When data is written to the file, the data blocks are used to store the data. Additional information such as the file size, access times etc.. are updated in the inode after the writes.

Deleting a file involves removing the pointers from the inode to the corresponding data blocks, and also clearing the name<->inode mapping from the directory entry structure of the parent folder. But, the underlying data blocks are not cleared off, since that is a high I/O intensive operation. So, the data remains on the disk, even if the file is not present. A new write will make the allocator take these blocks for the new data, since they are marked as not-in-use.

This applies for the files created on an RBD device as well. The files created on top of the RBD-mapped mount point will ultimately be mapped to objects in the RADOS cluster. When the file is deleted from the mount point, since the entry is removed, it doesn’t show up in the mount point.

But, since the file system doesn’t clear off the underlying block device, the objects remain in the RADOS pool.
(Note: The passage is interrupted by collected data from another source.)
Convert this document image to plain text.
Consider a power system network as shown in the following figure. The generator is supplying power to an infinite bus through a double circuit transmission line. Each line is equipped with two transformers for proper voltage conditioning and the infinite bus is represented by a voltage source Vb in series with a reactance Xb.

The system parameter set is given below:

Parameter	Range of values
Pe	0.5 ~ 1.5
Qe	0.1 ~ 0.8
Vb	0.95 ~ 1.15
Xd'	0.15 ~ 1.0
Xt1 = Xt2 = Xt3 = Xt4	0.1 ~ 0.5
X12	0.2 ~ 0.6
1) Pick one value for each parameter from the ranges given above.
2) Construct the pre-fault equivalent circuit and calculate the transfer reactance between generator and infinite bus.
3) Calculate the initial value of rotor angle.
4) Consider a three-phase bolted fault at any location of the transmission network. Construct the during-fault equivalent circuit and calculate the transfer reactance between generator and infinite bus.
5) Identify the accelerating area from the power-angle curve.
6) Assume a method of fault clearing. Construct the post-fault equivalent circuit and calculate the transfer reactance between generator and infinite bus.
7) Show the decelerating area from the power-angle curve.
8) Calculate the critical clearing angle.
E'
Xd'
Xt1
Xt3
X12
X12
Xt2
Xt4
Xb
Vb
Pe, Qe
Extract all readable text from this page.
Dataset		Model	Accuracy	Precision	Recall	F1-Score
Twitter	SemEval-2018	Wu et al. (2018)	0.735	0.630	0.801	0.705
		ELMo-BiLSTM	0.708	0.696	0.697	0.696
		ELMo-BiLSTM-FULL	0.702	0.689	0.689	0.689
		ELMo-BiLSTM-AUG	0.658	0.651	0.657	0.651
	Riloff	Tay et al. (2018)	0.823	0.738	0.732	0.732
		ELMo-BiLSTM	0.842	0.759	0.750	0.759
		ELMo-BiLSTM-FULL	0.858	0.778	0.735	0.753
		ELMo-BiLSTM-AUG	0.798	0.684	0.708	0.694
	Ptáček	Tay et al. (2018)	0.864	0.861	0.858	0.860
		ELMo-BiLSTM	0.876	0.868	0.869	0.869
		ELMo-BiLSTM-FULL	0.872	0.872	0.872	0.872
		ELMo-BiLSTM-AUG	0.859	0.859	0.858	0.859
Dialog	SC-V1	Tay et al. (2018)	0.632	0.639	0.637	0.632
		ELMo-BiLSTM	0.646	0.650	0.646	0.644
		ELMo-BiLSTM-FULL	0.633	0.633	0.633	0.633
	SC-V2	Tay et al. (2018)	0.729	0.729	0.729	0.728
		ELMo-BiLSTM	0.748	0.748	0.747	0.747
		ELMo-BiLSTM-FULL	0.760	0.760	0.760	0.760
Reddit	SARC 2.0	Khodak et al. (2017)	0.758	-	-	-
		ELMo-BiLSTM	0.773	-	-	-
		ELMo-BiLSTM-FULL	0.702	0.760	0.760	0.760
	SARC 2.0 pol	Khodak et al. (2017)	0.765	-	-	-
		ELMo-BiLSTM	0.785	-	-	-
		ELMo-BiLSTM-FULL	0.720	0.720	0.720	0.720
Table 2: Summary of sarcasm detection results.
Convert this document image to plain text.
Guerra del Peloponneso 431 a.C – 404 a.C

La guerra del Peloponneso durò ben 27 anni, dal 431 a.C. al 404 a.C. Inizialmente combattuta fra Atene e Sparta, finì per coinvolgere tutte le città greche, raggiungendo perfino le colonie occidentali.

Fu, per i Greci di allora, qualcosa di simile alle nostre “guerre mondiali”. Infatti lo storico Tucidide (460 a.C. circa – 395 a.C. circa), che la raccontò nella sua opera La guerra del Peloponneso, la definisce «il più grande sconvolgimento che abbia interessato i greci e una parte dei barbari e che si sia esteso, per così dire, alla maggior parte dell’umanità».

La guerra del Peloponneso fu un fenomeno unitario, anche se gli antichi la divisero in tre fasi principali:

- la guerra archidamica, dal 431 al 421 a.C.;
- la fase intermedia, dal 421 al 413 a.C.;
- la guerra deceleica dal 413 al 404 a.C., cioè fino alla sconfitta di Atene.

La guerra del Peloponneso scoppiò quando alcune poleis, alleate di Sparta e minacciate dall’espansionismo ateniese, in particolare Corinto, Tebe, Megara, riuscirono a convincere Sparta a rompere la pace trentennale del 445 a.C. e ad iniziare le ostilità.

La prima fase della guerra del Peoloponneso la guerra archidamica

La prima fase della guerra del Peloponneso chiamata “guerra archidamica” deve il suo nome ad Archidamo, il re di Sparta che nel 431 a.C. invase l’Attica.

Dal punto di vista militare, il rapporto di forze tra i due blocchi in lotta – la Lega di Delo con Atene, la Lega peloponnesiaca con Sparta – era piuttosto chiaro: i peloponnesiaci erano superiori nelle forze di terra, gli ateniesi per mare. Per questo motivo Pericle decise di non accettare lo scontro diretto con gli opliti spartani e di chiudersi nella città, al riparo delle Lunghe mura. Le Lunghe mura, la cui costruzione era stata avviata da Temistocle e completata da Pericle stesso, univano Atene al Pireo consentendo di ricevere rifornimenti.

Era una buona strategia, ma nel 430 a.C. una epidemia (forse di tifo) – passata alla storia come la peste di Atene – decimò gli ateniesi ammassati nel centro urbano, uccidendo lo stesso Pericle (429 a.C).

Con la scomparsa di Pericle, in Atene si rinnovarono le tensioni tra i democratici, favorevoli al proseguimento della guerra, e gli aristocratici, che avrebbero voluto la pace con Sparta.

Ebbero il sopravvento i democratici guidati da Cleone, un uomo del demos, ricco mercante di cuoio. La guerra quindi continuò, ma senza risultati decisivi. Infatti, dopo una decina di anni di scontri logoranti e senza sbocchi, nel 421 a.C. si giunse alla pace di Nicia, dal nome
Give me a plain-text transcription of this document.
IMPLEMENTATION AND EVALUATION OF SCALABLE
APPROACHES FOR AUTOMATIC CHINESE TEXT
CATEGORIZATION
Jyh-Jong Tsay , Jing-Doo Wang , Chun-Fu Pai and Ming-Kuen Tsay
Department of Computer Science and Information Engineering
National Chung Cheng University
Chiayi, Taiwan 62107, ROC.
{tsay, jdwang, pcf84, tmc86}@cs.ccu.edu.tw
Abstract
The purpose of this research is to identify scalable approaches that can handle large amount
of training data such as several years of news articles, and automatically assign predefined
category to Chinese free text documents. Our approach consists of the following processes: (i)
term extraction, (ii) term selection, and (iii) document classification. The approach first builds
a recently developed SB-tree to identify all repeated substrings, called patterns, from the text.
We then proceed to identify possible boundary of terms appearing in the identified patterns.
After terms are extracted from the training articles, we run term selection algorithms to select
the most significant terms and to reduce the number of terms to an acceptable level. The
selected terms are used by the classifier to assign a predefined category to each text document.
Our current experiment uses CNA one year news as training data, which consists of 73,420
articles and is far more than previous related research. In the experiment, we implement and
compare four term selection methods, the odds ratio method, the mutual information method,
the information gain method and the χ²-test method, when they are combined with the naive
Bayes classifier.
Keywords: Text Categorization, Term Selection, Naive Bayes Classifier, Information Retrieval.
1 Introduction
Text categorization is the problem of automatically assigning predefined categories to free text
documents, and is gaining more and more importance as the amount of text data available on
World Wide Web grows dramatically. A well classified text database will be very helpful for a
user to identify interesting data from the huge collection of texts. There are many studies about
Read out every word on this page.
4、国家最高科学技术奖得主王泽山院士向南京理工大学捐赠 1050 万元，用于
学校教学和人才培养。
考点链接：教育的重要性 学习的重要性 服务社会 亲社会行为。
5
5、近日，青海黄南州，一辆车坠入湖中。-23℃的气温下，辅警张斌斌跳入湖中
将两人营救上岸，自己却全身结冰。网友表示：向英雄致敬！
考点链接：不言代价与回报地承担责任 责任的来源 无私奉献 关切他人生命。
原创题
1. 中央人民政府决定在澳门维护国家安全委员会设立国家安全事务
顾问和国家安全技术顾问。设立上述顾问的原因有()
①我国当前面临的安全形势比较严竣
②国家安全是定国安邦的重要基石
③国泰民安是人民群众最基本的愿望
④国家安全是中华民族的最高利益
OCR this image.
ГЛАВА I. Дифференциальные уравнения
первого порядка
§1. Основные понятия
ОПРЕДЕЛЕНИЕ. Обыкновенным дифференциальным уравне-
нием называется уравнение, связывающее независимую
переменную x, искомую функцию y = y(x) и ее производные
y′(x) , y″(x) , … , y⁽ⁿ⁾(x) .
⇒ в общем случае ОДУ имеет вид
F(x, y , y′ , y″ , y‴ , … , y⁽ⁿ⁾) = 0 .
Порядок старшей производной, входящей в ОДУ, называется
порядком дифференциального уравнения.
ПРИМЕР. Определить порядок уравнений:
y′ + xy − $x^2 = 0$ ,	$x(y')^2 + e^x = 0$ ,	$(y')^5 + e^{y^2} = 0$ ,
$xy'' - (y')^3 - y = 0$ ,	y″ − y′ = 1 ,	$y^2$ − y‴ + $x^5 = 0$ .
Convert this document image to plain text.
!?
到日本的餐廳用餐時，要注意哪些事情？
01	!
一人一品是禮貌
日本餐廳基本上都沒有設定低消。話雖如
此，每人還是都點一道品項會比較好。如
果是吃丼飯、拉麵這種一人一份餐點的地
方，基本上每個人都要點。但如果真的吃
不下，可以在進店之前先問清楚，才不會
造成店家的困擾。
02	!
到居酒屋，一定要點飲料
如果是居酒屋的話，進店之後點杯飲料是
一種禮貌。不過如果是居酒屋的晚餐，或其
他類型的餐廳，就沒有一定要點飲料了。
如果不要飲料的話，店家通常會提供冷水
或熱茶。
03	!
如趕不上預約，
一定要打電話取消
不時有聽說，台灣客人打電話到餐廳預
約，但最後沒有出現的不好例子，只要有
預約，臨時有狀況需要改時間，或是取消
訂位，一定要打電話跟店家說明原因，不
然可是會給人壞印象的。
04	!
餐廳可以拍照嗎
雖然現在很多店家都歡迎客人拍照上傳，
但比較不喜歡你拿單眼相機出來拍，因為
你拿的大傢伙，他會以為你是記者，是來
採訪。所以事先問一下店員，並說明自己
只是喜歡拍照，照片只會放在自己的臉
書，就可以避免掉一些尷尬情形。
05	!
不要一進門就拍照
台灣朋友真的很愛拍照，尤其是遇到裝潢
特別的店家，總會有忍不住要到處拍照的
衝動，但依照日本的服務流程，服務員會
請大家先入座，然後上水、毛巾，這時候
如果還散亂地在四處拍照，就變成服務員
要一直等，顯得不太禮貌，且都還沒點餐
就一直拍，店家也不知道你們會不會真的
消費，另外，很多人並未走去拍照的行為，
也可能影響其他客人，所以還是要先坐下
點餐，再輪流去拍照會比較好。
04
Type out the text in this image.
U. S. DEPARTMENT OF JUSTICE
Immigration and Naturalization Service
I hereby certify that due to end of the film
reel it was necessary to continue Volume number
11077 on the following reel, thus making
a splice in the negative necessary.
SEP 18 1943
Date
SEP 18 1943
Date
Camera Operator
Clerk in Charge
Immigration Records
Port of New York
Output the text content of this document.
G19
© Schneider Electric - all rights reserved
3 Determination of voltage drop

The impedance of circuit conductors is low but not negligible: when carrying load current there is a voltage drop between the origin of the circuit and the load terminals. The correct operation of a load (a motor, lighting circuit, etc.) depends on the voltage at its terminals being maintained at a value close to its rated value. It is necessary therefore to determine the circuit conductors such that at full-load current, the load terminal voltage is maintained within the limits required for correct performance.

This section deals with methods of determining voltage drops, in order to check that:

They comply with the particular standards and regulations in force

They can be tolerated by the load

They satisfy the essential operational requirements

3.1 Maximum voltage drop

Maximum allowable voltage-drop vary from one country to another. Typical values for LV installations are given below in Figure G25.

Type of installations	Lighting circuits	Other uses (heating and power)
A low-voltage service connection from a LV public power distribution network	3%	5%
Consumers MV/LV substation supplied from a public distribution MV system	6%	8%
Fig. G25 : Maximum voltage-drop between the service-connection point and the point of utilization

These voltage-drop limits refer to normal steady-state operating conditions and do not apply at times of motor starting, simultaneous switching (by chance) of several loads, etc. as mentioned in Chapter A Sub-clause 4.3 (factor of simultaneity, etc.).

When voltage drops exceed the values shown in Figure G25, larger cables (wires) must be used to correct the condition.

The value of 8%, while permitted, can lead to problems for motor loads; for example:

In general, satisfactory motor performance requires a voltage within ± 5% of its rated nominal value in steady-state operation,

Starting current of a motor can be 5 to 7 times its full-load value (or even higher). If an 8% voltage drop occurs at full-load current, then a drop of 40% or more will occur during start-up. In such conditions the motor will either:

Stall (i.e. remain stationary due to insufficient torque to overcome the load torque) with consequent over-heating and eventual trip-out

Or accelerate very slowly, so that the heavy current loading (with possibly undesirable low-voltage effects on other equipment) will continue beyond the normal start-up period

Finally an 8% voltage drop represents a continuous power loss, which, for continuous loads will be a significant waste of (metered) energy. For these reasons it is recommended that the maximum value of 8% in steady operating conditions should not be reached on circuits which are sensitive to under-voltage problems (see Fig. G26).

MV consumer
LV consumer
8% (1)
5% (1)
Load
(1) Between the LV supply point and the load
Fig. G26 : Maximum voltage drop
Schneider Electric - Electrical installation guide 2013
These would be normally over-written when a new file is created via the mount point.

But this has a catch though. Since the pool contains the objects even if the files are deleted, it consumes space in the rados pool (even if they’ll be overwritten). An administrator won’t be able to get a clear understanding on the space usage, if the pool is used heavily, and multiple writes are coming in.

In order to clear up the underlying blocks, or actually remove them, we can rely on the TRIM support most modern disks offer. Read more about TRIM at Wikipedia.

TRIM is a set of commands supported by HDD/SSDs which allow the operating systems to let the disk know about the locations which are not currently being used. Upon receiving a confirmation from the file system layer, the disk can go ahead and mark the blocks as not used.

For the TRIM commands to work, the disks and the file system has to have the support. All the modern file systems have built-in support for TRIM. Mount the file system with the ‘discard‘ option, and you’re good to go.